Behavioral therapy is my favorite teaching children with autism way so far because it can be used for a wide variety of behaviors and skills.  Applied Behavioral Analysis or ABA is an autism teaching strategy to correct a child's behavior (rather it is throwing a tantrum, getting eye contact or teaching social skills) and includes these techniques:

Discrete trials are the giving of an instruction which has a definite beginning and ending.  The beginning is the actual giving of the instruction and the end is the directed individual following (or not following) the instruction within a certain length of time (a few seconds).  This would be one discrete trial.  Trials can include mass (several) and expanded (several instructions) trials.  They use the following concepts:

  • breakdown tasks into very small units
  • systematic use of reinforcement as reward (food, toy or praise)
  • very clear simple language

  • errorless teaching is used by prompting the person so they don't get frustrated and get wanted reward

  • prompting is done from most-to-least.  You do the most prompting when starting a new activity such as hand over hand assistance.  Least prompting for tasks that are already or almost learned such as visual prompting

  • prompting includes: physical (includes hand over hand), positional (where it's placed on the table), gestural (pointing), verbal, and visual (use of instructors eyes).

The ways to teach children with autism are evolving constantly. Many parents complete courses from a variety of special education programs in hopes of staying current with new teaching styles.

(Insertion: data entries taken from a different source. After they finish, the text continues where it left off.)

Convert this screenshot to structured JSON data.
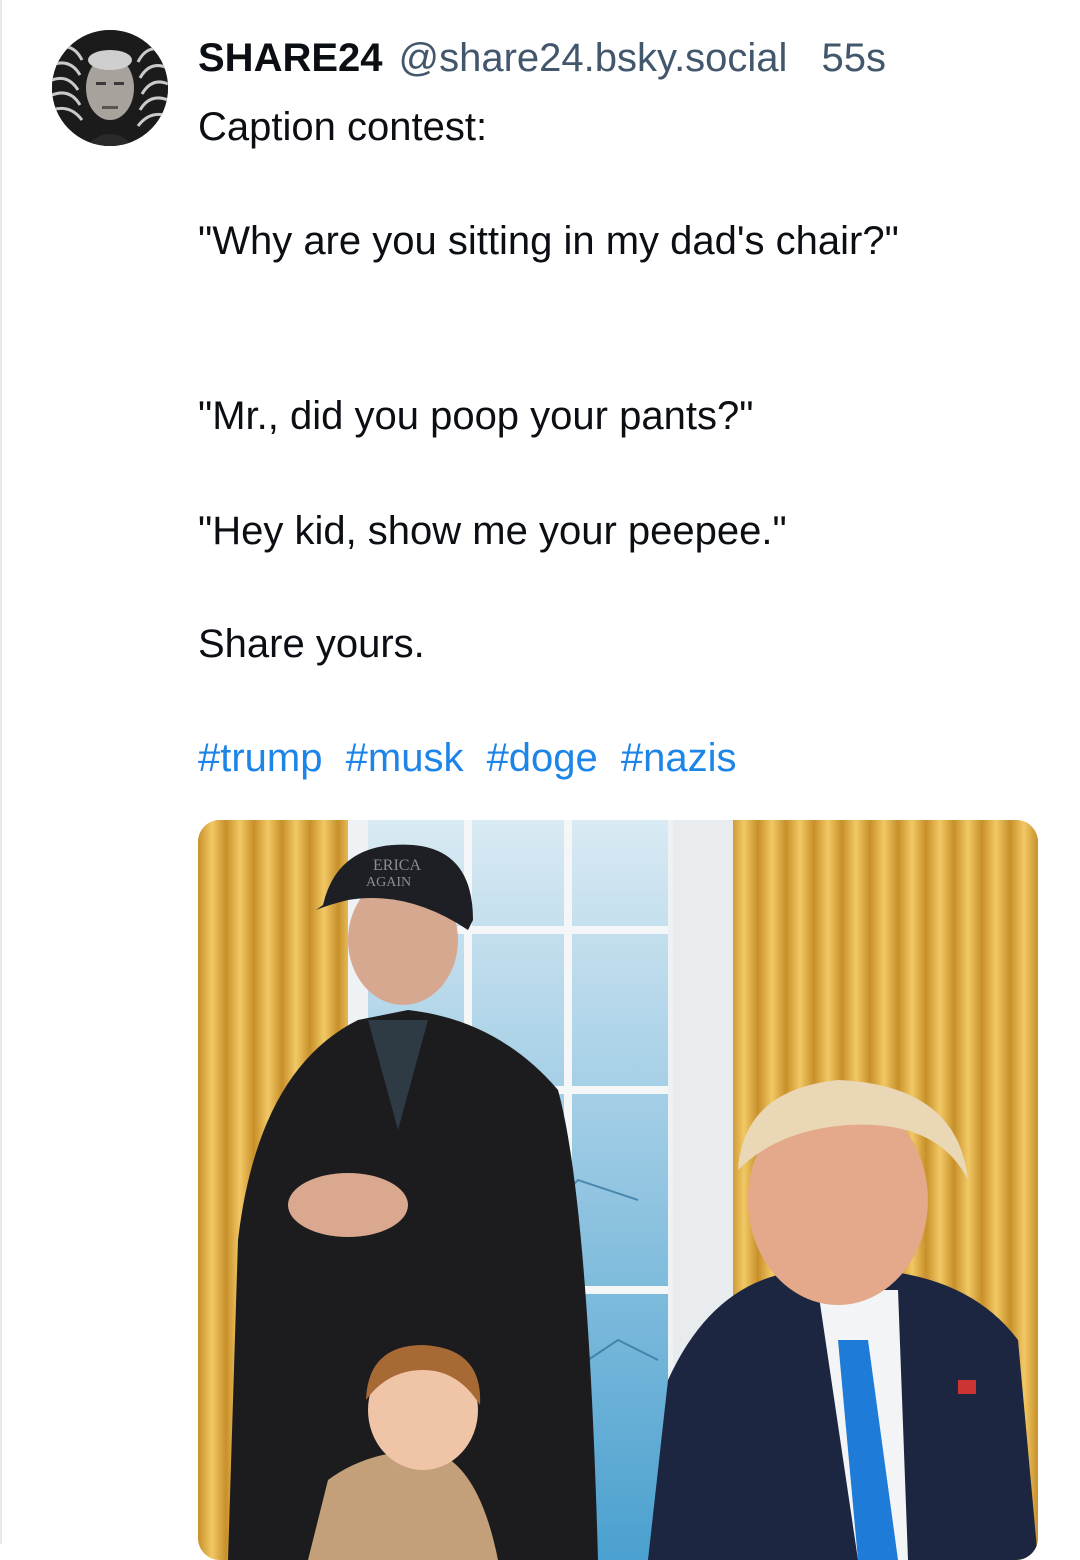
{
  "post": {
    "author": {
      "display_name": "SHARE24",
      "handle": "@share24.bsky.social"
    },
    "timestamp": "55s",
    "paragraphs": [
      "Caption contest:",
      "\"Why are you sitting in my dad's chair?\"",
      "\"Mr., did you poop your pants?\"",
      "\"Hey kid, show me your peepee.\"",
      "Share yours."
    ],
    "hashtags": [
      "#trump",
      "#musk",
      "#doge",
      "#nazis"
    ],
    "image": {
      "cap_text_line1": "ERICA",
      "cap_text_line2": "AGAIN"
    }
  },
  "colors": {
    "text": "#0b0f14",
    "muted": "#42576c",
    "link": "#1d84e8",
    "background": "#ffffff"
  }
}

As you might be able to tell prompting is very important.  Knowing when to use it and not use it is the hardest part for me anyway.

It is used to teach:

  • receptive language (to show an understanding of language)
  • expressive language (spoken use of language)
  • action on object command ("Put the toy on the chair.")

Incidental teaching or finding natural opportunities is also very important.  Finding that small window of interest can get the ball rolling!  It can assist with focus and the student being able to sit still.

Try these books:

  • A Work in Progress:  Behavior Management, Strategies and a Curriculum for Intensive Behavioral Treatment of Autism by Ron Leaf and John McEachin, Published by DRL Books, LLC, ISBN 0-9665266-0-0, 1999.
  • ABLLS, Assessment of Basic Language and Learning Skills is an assessment, curriculum guide and skills tracking system for children with autism and developmental disabilities.  This is an expensive, but valuable system that the school system should own.  Ask them about it!
  • Behavioral Intervention for Young Children with Autism:  A Manual for Parents and Professional by Catherine Maurice who saved two of her children, 1996.
  • Helping Children with Autism Learn:  A Guide to Treatment Approaches for Parents and Professionals, by Bryna Siegel, 2003.